Learfield is a marketing company that creates and manages websites for college athletic programs. FAC ¶¶ 33-44. It manages floridagators.com, the website for Florida Gators athletics, id. ¶ 54, which I will call the "Gators Website."
The facts come mostly come from the complaint, and at this stage I must accept them as true. MacPhee v. MiMedx Grp., Inc., 73 F.4th 1220, 1238 (11th Cir. 2023). But I note that the complaint cites many websites, including the Gators Website itself. Because these webpages are "referred to in the complaint, central to the plaintiff's claim[s], and of undisputed authenticity," I may also consider them without converting Defendants' motions into summary-judgment motions. See Luke v. Gulley, 975 F.3d 1140, 1144 (11th Cir. 2020)).

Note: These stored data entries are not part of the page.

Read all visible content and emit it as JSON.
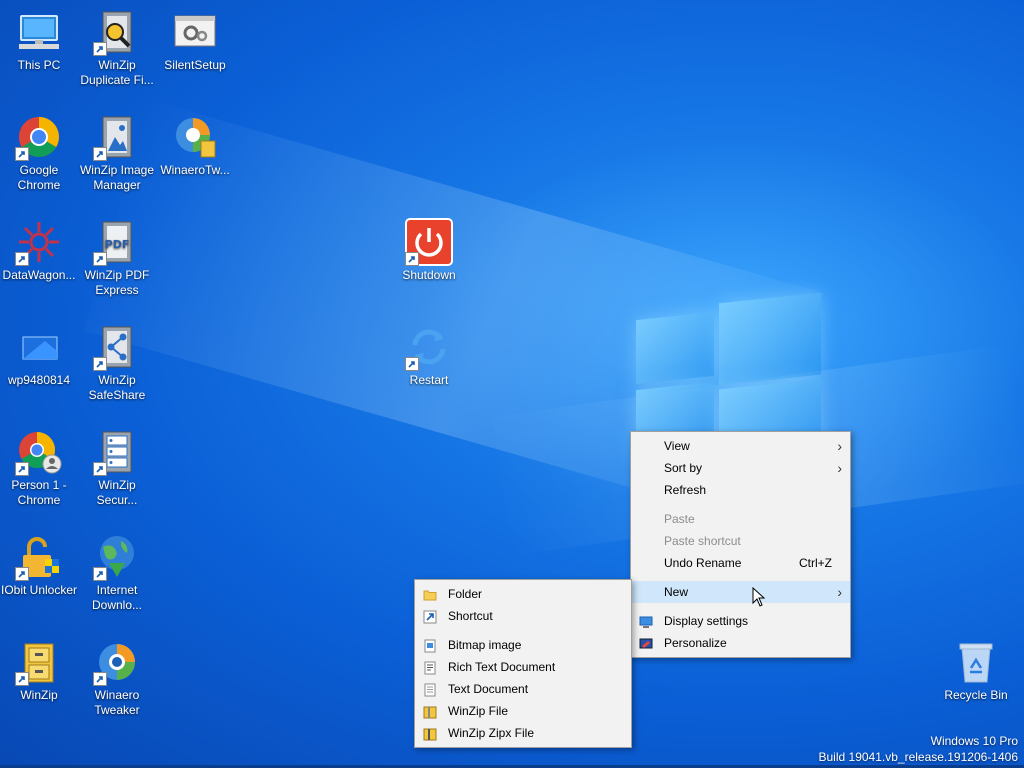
{
  "desktop": {
    "icons": [
      {
        "label": "This PC"
      },
      {
        "label": "WinZip Duplicate Fi..."
      },
      {
        "label": "SilentSetup"
      },
      {
        "label": "Google Chrome"
      },
      {
        "label": "WinZip Image Manager"
      },
      {
        "label": "WinaeroTw..."
      },
      {
        "label": "DataWagon..."
      },
      {
        "label": "WinZip PDF Express"
      },
      {
        "label": "Shutdown"
      },
      {
        "label": "wp9480814"
      },
      {
        "label": "WinZip SafeShare"
      },
      {
        "label": "Restart"
      },
      {
        "label": "Person 1 - Chrome"
      },
      {
        "label": "WinZip Secur..."
      },
      {
        "label": "IObit Unlocker"
      },
      {
        "label": "Internet Downlo..."
      },
      {
        "label": "WinZip"
      },
      {
        "label": "Winaero Tweaker"
      },
      {
        "label": "Recycle Bin"
      }
    ]
  },
  "context_menu": {
    "items": [
      {
        "label": "View"
      },
      {
        "label": "Sort by"
      },
      {
        "label": "Refresh"
      },
      {
        "label": "Paste"
      },
      {
        "label": "Paste shortcut"
      },
      {
        "label": "Undo Rename",
        "shortcut": "Ctrl+Z"
      },
      {
        "label": "New"
      },
      {
        "label": "Display settings"
      },
      {
        "label": "Personalize"
      }
    ]
  },
  "new_submenu": {
    "items": [
      {
        "label": "Folder"
      },
      {
        "label": "Shortcut"
      },
      {
        "label": "Bitmap image"
      },
      {
        "label": "Rich Text Document"
      },
      {
        "label": "Text Document"
      },
      {
        "label": "WinZip File"
      },
      {
        "label": "WinZip Zipx File"
      }
    ]
  },
  "watermark": {
    "edition": "Windows 10 Pro",
    "build": "Build 19041.vb_release.191206-1406"
  },
  "colors": {
    "desktop_blue": "#0b5fd6",
    "menu_bg": "#f2f2f2",
    "menu_highlight": "#cfe6fb",
    "shutdown_red": "#e8412c"
  }
}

As noted above, fans can visit the Gators Website to watch free video content. They can also sign up for free "Florida Gator Email Updates." https://www.floridagators.com/sports/2015/12/10/_updates_.aspx (last accessed October 5, 2023). Clicking "Subscribe Now" directs visitors to the "Email Signup" page. Id.; FAC ¶ 101. That page asks for a fan's name, email address, zip code, and the type of content sought. FAC ¶ 101; https://www.floridagators.com/sports/2017/ 8/15/email-sign-up.aspx?id=13853 (last accessed October 5, 2023). Those who sign up receive emails that "include links to the Team Website, which contains [the] articles and videos." FAC ¶ 3.
Learfield installed Facebook's "Pixel" software on the Gators Website. Id. ¶¶ 55-58; 80-94. The pixel enables Facebook to track its users' activity on other websites. Id. When a user logs into Facebook, Facebook generates a "c_user" cookie and stores it on the user's device. Id. ¶ 78. That cookie "contains a user's non-encrypted Facebook User ID number ('UID')." Id. Then, if that user interacts with the Gators Website, the site sends Facebook metadata that "may" include a video title and a c_user cookie if one is in place on the user's device. Id. ¶¶ 82-92. If someone can access the metadata and find the c_user ID, he can append the c_user ID to a URL (www.facebook.com/[UID here]) to reach the corresponding Facebook profile. Id. ¶ 79.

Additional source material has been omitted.